Vibe coding is based, actually. Especially if you have the right vibe.

Lots of people seem to disagree. You see a reddit (lol) post of a guy that is complaining about how his database got leaked. You take a screenshot and post it, saying, "hah, i told you! vibe coding is fake and lame!". You get likes. Wow

Meanwhile, the real vibe coders are issuing claude code commands, spending 1 dollar a minute on tokens. Building engineering marvels that they would have never had the time or patience for.

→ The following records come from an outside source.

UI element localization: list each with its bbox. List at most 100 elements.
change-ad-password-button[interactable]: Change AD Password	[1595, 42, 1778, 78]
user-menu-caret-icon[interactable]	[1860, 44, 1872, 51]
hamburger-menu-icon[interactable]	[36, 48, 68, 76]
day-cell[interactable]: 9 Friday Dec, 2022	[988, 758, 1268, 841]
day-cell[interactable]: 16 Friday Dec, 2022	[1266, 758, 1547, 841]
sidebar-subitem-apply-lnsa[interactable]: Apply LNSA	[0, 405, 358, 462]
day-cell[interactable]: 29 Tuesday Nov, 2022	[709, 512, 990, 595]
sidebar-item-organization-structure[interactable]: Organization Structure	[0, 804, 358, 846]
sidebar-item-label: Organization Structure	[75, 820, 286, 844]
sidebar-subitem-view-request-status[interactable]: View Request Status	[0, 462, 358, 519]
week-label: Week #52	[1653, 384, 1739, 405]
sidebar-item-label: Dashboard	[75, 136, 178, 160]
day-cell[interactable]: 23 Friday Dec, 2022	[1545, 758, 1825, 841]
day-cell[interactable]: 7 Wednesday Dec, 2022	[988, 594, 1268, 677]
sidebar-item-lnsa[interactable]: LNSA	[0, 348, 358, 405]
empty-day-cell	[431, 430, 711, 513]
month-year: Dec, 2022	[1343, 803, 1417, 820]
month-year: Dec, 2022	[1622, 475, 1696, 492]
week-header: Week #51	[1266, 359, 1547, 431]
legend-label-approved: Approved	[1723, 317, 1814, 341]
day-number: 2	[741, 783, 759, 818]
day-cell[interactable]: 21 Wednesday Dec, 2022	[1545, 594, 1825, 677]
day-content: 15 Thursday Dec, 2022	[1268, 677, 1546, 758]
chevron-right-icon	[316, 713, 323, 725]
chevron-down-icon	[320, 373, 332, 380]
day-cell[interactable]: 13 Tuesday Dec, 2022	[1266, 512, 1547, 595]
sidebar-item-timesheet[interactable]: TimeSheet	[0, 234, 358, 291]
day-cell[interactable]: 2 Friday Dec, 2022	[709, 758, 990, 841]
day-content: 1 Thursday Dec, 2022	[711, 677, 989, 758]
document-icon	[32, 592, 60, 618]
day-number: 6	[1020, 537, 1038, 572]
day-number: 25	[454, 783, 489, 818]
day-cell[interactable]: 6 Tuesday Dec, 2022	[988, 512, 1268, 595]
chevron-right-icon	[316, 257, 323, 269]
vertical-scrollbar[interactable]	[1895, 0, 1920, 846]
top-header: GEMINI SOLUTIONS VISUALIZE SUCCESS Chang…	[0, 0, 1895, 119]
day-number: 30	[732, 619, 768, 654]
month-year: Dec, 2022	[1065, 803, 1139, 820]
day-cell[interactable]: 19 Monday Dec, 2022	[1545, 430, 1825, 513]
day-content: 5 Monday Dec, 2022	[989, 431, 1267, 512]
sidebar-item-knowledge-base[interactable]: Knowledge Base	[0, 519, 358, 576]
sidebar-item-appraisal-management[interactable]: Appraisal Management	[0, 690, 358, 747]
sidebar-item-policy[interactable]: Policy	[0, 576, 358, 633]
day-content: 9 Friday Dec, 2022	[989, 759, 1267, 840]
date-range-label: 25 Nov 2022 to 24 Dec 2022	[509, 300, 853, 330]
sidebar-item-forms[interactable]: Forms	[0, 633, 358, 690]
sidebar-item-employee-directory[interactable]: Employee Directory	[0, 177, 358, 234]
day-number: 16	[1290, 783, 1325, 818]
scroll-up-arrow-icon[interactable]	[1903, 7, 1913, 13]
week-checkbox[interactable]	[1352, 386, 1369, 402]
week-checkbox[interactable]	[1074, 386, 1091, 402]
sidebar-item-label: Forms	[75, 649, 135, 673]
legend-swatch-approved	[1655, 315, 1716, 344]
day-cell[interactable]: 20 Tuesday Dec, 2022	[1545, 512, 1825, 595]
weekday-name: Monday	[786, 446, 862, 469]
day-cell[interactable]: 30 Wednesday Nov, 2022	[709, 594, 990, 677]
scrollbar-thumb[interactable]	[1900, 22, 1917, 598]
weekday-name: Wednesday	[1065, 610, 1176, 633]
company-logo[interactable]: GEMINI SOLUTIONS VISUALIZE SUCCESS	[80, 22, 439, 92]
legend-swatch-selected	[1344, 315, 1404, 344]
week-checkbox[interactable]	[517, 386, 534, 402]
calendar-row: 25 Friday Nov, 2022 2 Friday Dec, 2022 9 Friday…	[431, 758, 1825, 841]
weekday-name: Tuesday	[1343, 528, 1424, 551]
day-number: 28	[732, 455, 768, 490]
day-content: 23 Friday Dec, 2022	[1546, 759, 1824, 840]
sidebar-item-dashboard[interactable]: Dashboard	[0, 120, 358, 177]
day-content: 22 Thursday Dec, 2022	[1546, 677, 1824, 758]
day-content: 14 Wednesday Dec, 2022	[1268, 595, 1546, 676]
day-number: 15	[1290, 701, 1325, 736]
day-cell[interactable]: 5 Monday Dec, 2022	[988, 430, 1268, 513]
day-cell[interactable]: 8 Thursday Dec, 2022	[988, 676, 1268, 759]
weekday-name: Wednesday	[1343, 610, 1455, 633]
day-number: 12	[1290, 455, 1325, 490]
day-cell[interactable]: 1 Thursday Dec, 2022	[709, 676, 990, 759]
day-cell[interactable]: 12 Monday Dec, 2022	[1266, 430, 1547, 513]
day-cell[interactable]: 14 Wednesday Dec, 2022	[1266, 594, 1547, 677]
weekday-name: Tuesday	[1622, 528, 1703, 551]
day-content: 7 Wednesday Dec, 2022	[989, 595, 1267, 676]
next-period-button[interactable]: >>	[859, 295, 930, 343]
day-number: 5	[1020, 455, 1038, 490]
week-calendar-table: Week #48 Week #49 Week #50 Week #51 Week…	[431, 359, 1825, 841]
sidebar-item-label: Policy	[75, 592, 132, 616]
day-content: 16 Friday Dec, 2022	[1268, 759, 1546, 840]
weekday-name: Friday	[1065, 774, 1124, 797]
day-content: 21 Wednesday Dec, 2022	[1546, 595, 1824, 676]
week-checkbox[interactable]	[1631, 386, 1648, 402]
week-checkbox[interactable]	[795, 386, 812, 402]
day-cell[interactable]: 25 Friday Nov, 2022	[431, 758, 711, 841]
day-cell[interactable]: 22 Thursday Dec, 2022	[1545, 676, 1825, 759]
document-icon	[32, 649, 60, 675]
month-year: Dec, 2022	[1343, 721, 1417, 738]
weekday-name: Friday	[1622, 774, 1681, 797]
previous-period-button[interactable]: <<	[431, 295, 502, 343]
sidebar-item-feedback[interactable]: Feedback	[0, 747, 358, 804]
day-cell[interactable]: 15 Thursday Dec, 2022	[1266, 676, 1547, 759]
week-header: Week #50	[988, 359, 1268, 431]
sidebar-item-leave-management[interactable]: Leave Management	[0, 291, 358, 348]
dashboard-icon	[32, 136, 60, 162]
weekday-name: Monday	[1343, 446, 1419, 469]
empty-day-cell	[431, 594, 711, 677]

There is this myth that permeates through us - some strange worship of "effort". I am more interested in impact. It doesn't really matter how hard you worked - at the end of the day; the end result is the end result. Does it work? Is it simple and extendible? Will it be easy to understand for other people coming along in the future? That's all that really matters

The problem, I think, is that LLMs model all software engineers. And the median is very, very far below the right tail. They will spit out platitudes and add isms that are related to the latent subspace that you happen to be in simply because of the framework (yuck) or programming language that you chose. Awful error checking that doesn't need to be there, and adding "clever" incidental complexity.

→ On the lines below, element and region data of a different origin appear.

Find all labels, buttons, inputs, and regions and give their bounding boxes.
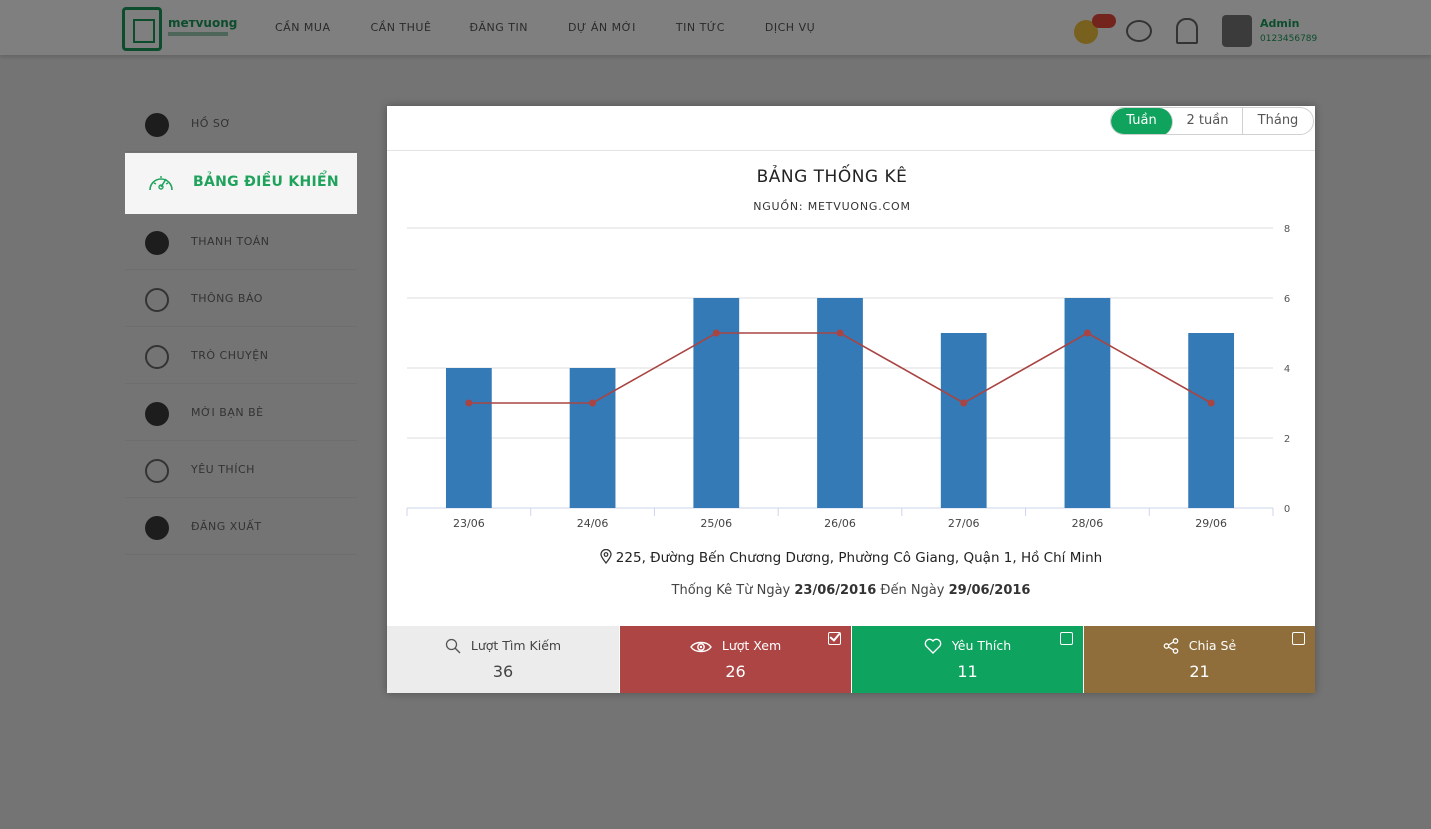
bar <box>569 368 616 508</box>
x-tick-label: 23/06 <box>453 517 485 530</box>
line-point <box>836 329 844 337</box>
stat-label: Chia Sẻ <box>1188 638 1237 653</box>
property-address: 225, Đường Bến Chương Dương, Phường Cô G… <box>387 548 1315 566</box>
stat-label: Lượt Tìm Kiếm <box>470 638 562 653</box>
stat-label: Yêu Thích <box>951 638 1012 653</box>
line-point <box>1207 399 1215 407</box>
x-tick-label: 26/06 <box>824 517 856 530</box>
line-point <box>589 399 597 407</box>
stat-views-checkbox[interactable] <box>828 632 841 645</box>
line-point <box>712 329 720 337</box>
line-point <box>1083 329 1091 337</box>
heart-icon <box>924 638 942 654</box>
share-icon <box>1163 638 1179 654</box>
address-text: 225, Đường Bến Chương Dương, Phường Cô G… <box>615 550 1103 566</box>
y-tick-label: 6 <box>1284 294 1290 305</box>
statistics-period: Thống Kê Từ Ngày 23/06/2016 Đến Ngày 29/… <box>387 583 1315 598</box>
statistics-chart: 0 2 4 6 8 23/06 24/06 25/06 26/06 27/06 28/06 29/06 <box>406 224 1290 530</box>
range-toggle: Tuần 2 tuần Tháng <box>1110 107 1314 135</box>
modal-header: Tuần 2 tuần Tháng <box>387 106 1315 151</box>
sidebar-item-bang-dieu-khien[interactable]: BẢNG ĐIỀU KHIỂN <box>125 153 357 214</box>
stat-shares[interactable]: Chia Sẻ 21 <box>1083 626 1315 693</box>
statistics-modal: Tuần 2 tuần Tháng BẢNG THỐNG KÊ NGUỒN: M… <box>387 106 1315 693</box>
chart-subtitle: NGUỒN: METVUONG.COM <box>753 200 911 213</box>
stat-views[interactable]: Lượt Xem 26 <box>619 626 851 693</box>
chart-title: BẢNG THỐNG KÊ <box>756 167 908 187</box>
stat-value: 26 <box>725 662 746 681</box>
y-tick-label: 2 <box>1284 434 1290 445</box>
line-point <box>465 399 473 407</box>
period-from: 23/06/2016 <box>794 583 877 598</box>
range-button-2-weeks[interactable]: 2 tuần <box>1173 108 1243 134</box>
range-button-month[interactable]: Tháng <box>1243 108 1313 134</box>
y-tick-label: 4 <box>1284 364 1290 375</box>
x-tick-label: 29/06 <box>1195 517 1227 530</box>
stat-value: 21 <box>1189 662 1210 681</box>
line-point <box>960 399 968 407</box>
period-mid: Đến Ngày <box>880 583 945 598</box>
y-tick-label: 0 <box>1284 504 1290 515</box>
y-tick-label: 8 <box>1284 224 1290 235</box>
bar <box>1188 333 1235 508</box>
bar <box>445 368 492 508</box>
stat-label: Lượt Xem <box>721 638 782 653</box>
eye-icon <box>690 641 712 653</box>
gauge-icon <box>149 176 173 191</box>
map-pin-icon <box>600 548 612 565</box>
stat-likes-checkbox[interactable] <box>1060 632 1073 645</box>
bar <box>940 333 987 508</box>
range-button-week[interactable]: Tuần <box>1111 108 1173 134</box>
stats-bar: Lượt Tìm Kiếm 36 Lượt Xem 26 Yêu Thích 1… <box>387 626 1315 693</box>
sidebar-item-label: BẢNG ĐIỀU KHIỂN <box>193 174 339 190</box>
x-tick-label: 24/06 <box>577 517 609 530</box>
stat-searches[interactable]: Lượt Tìm Kiếm 36 <box>387 626 619 693</box>
stat-value: 36 <box>492 662 514 681</box>
x-tick-label: 27/06 <box>948 517 980 530</box>
stat-likes[interactable]: Yêu Thích 11 <box>851 626 1083 693</box>
period-prefix: Thống Kê Từ Ngày <box>671 583 791 598</box>
x-tick-label: 25/06 <box>700 517 732 530</box>
x-tick-label: 28/06 <box>1072 517 1104 530</box>
stat-value: 11 <box>957 662 978 681</box>
period-to: 29/06/2016 <box>948 583 1031 598</box>
stat-shares-checkbox[interactable] <box>1292 632 1305 645</box>
search-icon <box>445 638 461 654</box>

But; you don't actually have to live this way. If your vibe is good, you'll catch a bad vibe. If you know what you are doing; you will give out specs that will keep the LLM on rails. And the more good vibes you add to your codebase, the more out of distribution solutions you employ, the less your code looks like normie slop, helps bring the LLM out of normie coder latent subspace, and more into the "I actually know how computers work" subspace.

LLMs love isms. They love being normal. They love acting like what a redditor would want them to act like. You have to understand them for what they are. What objective they are trained for. What the data that they are trained on likely looks like. They are tools, simulacra generating machinations. You just have to summon the correct simulacra.

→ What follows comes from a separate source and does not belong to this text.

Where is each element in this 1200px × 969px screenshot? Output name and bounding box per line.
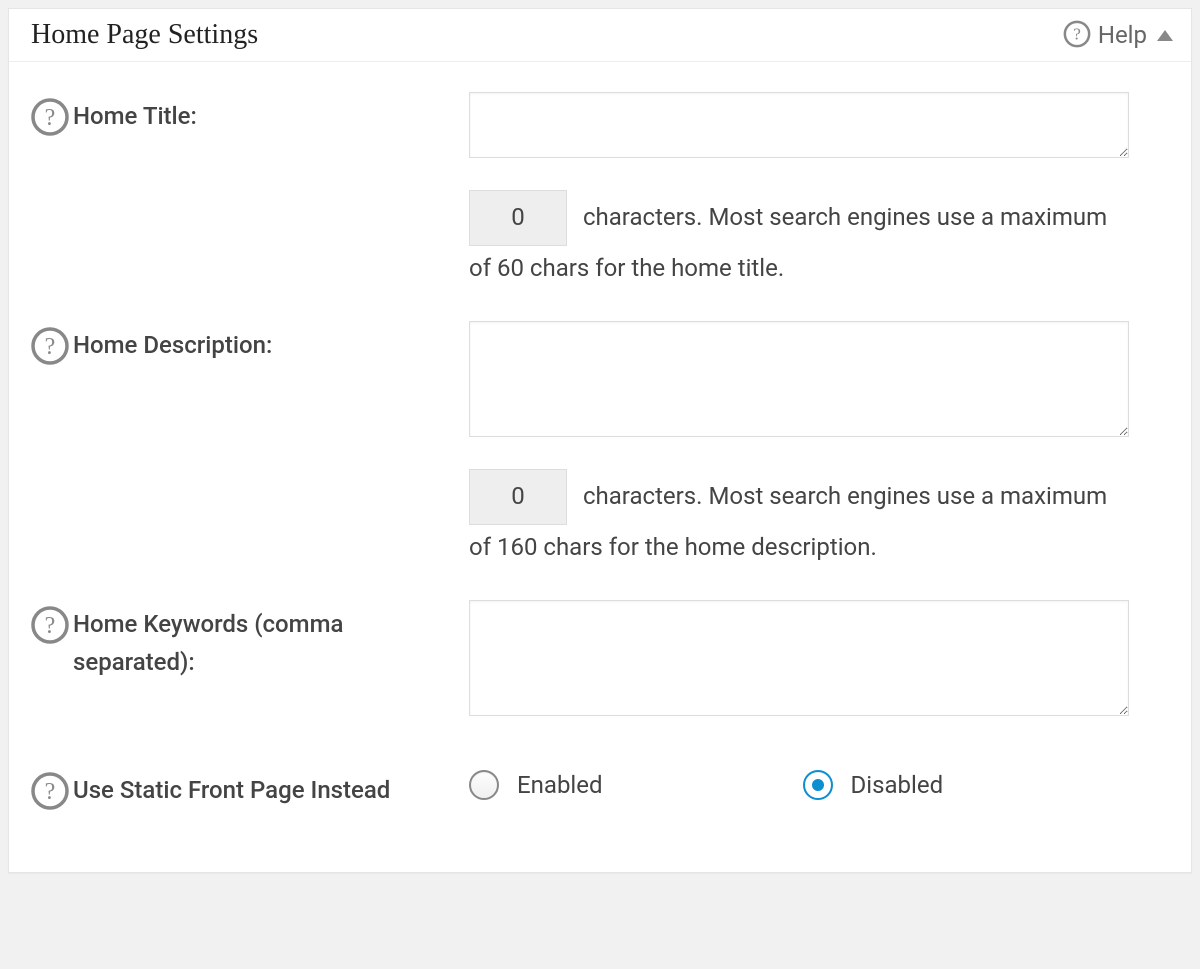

This; is why I have a deep rejection of closed source tools that I can't understand. cursor, claude code. I'm vibe coding raw dog on top of an API. I have custom prompts and custom tools.

Good vibes as infrastructure

At the core of vibe coding, there is the ultra fast LLM output. You need to build the complement to what is now a commodity - lines of code made per unit time. The complement to that is a workflow where you can comfortably look at the diff of changes, and where you can quickly test and send feedback to the system that you are using.

The framework itself that you choose is incredibly important. If you're doing some next.js vercel slop, just stop. That is not what good programmers use. That's not what good programmers even do. They don't do that - they are building other stuff. Like, VideoCult, the three man team from Boston that made rainworld. Or the Finnish game developer that made Noita. Those people write good code. But they aren't writing SSR memes with a framework that assumes you don't understand how things work. They are writing their own game engines.

You should also be writing your own engines! It will free you from shitter programmer latent space - building your own frameworks, and implementing things within those frameworks. You'll escape the tight rails of what is "the right way" to code. You'll teach yourself how computers work. You'll find new edges to exploit against

The infrastructure you vibe code should permeate the good vibes through your code base. It should encourage the LLM to have good vibes.

The future of vibe coding

People will build their own frameworks / programming languages and train models w/ RL on those specifically, to solve for a certain task. Programs will ship with an LLM that will program a new interface for whatever the user desires. End users will be the programmers, the RL trained tiny LLM will be carrying out what they specifically want. At the bottom of everything, is infrastructure. Get this right, and get good.